Ms. Lofgren’s legislation would require the federal government to establish mandatory standards for medical and mental health care, replacing the voluntary standards that apply now in the network of more than 300 publicly and privately run jails where the government holds people while it decides whether to deport them.

The bill would also require the secretary of the Homeland Security Department to report all deaths in immigration detention within 48 hours to the Justice Department’s inspector general as well as its own. Immigration officials would be required to submit a detailed report on such deaths to Congress every year.

“We are not talking about Cadillac health care here,” Ms. Lofgren said, “but the government is obligated to provide basic care. Many of those in immigration custody are there for minor violations, many for administrative and paperwork-related mistakes. Their detention should not be a death sentence.”

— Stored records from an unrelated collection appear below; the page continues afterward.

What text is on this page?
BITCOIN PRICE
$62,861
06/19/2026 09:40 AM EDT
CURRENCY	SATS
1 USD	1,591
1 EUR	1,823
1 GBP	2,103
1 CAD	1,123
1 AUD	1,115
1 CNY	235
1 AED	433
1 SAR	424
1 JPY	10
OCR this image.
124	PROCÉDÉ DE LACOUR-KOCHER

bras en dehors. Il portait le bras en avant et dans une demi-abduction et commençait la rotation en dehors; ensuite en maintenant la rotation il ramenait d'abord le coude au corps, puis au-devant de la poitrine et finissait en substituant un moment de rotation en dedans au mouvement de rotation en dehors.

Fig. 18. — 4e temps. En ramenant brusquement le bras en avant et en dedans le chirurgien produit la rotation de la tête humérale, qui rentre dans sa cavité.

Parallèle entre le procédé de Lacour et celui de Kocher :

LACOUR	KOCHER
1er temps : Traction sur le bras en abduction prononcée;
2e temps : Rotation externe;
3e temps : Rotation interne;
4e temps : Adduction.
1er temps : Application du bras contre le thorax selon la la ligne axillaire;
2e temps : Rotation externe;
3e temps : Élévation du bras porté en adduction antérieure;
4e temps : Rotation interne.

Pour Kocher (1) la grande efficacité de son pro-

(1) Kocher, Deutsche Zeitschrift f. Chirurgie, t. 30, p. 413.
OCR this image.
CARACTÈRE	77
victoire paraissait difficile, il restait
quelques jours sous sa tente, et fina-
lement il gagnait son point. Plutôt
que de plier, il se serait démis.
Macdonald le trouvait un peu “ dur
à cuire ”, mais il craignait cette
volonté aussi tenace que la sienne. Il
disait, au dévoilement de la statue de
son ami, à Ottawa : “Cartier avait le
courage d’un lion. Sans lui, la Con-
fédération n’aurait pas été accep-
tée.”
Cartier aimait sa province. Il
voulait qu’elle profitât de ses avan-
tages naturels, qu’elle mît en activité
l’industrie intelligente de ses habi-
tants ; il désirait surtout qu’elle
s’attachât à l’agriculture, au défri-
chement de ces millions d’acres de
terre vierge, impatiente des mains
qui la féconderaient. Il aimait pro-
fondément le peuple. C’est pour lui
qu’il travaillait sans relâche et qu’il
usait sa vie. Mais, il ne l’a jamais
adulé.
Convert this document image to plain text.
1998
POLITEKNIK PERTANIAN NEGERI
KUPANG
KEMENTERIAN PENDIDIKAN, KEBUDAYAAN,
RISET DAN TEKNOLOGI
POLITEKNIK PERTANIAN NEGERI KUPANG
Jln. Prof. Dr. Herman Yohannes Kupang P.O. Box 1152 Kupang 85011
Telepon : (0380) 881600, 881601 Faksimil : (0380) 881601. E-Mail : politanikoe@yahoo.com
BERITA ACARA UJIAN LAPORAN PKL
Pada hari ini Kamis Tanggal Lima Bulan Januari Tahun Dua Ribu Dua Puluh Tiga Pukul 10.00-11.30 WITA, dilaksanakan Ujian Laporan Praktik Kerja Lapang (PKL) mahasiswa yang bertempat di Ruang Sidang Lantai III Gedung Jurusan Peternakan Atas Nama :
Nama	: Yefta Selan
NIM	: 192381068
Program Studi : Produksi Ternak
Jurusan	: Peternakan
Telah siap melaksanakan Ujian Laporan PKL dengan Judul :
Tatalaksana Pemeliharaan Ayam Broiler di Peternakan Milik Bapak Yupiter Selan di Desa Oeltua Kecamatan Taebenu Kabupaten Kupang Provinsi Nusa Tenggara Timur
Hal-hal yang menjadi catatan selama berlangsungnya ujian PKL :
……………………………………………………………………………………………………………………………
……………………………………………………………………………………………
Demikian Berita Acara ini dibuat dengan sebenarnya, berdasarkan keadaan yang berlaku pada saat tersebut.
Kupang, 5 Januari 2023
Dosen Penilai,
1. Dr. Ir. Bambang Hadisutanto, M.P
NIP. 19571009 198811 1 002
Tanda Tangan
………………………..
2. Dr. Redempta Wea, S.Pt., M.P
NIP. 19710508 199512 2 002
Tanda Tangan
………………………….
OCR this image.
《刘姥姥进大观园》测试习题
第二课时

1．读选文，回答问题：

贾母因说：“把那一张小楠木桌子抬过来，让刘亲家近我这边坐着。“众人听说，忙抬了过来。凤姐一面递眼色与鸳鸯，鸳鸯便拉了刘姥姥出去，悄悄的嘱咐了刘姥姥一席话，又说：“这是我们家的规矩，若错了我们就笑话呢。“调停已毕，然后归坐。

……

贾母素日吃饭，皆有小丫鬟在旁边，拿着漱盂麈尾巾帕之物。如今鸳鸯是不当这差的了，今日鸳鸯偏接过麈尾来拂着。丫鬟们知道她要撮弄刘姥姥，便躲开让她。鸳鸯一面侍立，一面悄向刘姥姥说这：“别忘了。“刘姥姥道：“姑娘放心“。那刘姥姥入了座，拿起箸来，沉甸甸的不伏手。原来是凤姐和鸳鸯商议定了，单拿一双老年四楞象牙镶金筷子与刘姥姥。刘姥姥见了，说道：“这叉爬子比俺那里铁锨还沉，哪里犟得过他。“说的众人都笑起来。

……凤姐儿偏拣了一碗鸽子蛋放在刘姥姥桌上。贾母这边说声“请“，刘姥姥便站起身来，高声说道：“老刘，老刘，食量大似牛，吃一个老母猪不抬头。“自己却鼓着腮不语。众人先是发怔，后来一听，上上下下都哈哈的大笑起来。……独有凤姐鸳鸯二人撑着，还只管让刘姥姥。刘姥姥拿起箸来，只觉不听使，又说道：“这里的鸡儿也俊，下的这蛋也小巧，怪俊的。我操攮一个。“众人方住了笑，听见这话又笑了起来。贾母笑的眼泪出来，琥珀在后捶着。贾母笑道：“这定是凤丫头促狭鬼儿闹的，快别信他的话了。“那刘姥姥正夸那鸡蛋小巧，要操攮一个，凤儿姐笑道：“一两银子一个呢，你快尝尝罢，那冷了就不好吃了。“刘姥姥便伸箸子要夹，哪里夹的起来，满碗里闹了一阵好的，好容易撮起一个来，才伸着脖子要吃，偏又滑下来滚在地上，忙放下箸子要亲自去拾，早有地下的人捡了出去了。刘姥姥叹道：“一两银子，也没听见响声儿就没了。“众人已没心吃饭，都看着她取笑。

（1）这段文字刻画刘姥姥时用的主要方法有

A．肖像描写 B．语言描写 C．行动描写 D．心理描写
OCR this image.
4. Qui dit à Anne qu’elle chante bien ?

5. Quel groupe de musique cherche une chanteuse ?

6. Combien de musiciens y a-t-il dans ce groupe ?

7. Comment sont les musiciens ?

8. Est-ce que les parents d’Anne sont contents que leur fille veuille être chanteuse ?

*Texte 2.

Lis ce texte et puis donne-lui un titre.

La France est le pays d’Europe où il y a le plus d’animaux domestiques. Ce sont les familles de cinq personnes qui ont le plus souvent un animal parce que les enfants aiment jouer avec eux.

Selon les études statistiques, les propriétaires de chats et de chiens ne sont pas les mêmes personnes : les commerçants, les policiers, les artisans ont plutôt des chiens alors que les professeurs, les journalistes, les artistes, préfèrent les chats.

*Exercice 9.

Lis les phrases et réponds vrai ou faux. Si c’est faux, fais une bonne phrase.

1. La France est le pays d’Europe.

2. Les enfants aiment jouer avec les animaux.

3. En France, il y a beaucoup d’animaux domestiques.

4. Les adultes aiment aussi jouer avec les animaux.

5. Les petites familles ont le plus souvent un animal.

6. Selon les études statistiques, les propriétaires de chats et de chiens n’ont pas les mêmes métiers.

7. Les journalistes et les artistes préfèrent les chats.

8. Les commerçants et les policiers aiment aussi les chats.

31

Officials of the immigration agency, known as ICE, said they would not comment on Ms. Lofgren’s proposal because they did not discuss pending legislation.

But officials said that while the number of immigrants detained had increased by 34 percent from 2004 through last year, the numbers of deaths in its detention centers had declined each year.

“While a single death of an ICE detainee is a serious matter, we strive to maintain safe, secure and human detention conditions and to ensure that all detainees receive quality health care,” said Kelly A. Nantel, a spokeswoman for the agency.

According to figures the agency provided on Tuesday, from January 2004 until last Friday it recorded 71 deaths of immigrants in its custody, including 5 since the list was released to The Times, 4 of them this year. Ms. Nantel did not provide details of those cases.

In the 2004 fiscal year, according to the figures, the agency detained 231,804 immigrants, and about one out of every 9,200 died. In fiscal 2007, when the agency detained a total of 311,213 immigrants, roughly one out of every 28,000 died. Immigration officials said the agency spent $91.6 million last year on health care for its detention centers, an 82 percent increase since 2004.

Ms. Lofgren said the agency’s count of deaths could understate the problem, because detainees who were denied critical treatment could die after they were released or deported.

She cited the case of Francisco Castaneda, a Salvadoran who testified at the hearing last fall that he was denied a biopsy for a painful lesion on his penis for 11 months while he was in detention as an illegal immigrant, despite his pleas and doctors’ recommendations. By the time he received the treatment he had been seeking, in February 2007, he was found to have metastasized penile cancer, records show; his penis had to be amputated.

He was released from detention after a diagnosis of terminal cancer, and died on Feb. 16 this year at age 36, leaving behind a 14-year-old daughter.

In March, a federal judge ruled that the government could be held liable in a lawsuit his family is pursuing. The federal government admitted medical negligence in the case last month.